Nevada senator says sale of IMF gold reserves will not happen
Friday, June 18, 1999 | 6:03 a.m.
RENO, Nev. - Sen. Richard Bryan is assuring gold producers in Nevada and around the world that Congress will block the Clinton administration's attempt to sell off international gold reserves to help some debt-laden poor countries.
"It requires congressional approval. It ain't going to happen," Bryan, D-Nev., said today from Washington.
Bryan, a senior member of the Senate Finance Committee, outlined the dim prospects for the International Monetary Fund gold sale during a confirmation hearing Thursday for Lawrence Summers, the current deputy Treasury Secretary.
Bryan intends to support President Clinton nomination of Summers for the top treasury job, but vowed to block any effort to sell off 10 million ounces of IMF gold reserves.

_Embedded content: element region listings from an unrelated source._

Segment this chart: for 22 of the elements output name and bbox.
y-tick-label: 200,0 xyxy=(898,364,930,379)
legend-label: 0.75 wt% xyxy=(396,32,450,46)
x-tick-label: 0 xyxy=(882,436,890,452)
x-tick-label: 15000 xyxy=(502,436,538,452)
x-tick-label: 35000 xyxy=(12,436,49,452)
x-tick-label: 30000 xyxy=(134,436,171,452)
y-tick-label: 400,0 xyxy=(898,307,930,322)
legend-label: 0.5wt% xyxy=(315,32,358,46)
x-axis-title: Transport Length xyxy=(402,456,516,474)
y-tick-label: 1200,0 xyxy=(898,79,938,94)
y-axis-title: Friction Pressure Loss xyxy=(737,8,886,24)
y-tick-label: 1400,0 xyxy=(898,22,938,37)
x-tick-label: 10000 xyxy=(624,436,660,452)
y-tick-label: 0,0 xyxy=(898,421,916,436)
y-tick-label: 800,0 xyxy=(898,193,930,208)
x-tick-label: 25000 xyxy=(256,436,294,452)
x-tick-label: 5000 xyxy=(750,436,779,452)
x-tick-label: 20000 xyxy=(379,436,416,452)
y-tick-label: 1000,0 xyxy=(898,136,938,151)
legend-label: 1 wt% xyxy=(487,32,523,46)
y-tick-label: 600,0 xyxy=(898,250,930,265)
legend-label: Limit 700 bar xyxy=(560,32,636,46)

The selloff would devastate world gold markets already hovering around 20-year lows, and probably hurt the heavily indebted countries the IMF is trying to help, he predicted.
Not to mention harm miners in Nevada, which is the world's No. 3 gold producer behind South Africa and Australia. The state had a record output of 8.86 million ounces last year, worth $2.6 billion. But low prices have led to layoffs.
"The recent drop in the price of gold has caused the layoff of over 1,000 mining employees in the state of Nevada alone," Bryan said.
Other high-powered Senate opponents of the IMF gold sale include Minority Leader Tom Daschle, D-S.D., and Frank Murkowski, R-Alaska, chairman of the Energy and Natural Resources Committee.
A White House spokeswoman said today there was no immediate response to Bryan's assurances that Congress would reject the sale.
The plan to sell the gold is intended to raise money for 41 poor countries included in the IMF's Heavily-Indebted Poor Countries Initiative (HIPC).
Those 41 countries have a combined debt of $220 billion, Bryan said. Of the 41, at least 14 produce a significant amount of gold. As a result in the decline in the price of gold, they have lost $150 million in export earnings, he said.
"Not only do you create turbulence in the domestic gold-producing market, you accomplish very, very little for the countries you are trying to help," Bryan said in the telephone interview today.
"I'm not unsympathetic to what they are trying to do. But in effect, you disrupt a whole industry in the process. It just doesn't make sense to me," he said.
Gold prices have been hovering the last week around $260 a troy ounce - the most depressed level since Jimmy Carter was in the White House - and closed Thursday at $259.30 on the New York Mercantile Exchange.
The metal had been trading for $270 just two weeks earlier.
Summers wouldn't say during the hearing Thursday whether the administration would reverse course on the proposed sale. But Bryan thinks he got the message.
"This is my third conversation with Summers," the senator said. "I just wanted to send a shot across the bow. This ain't going to happen."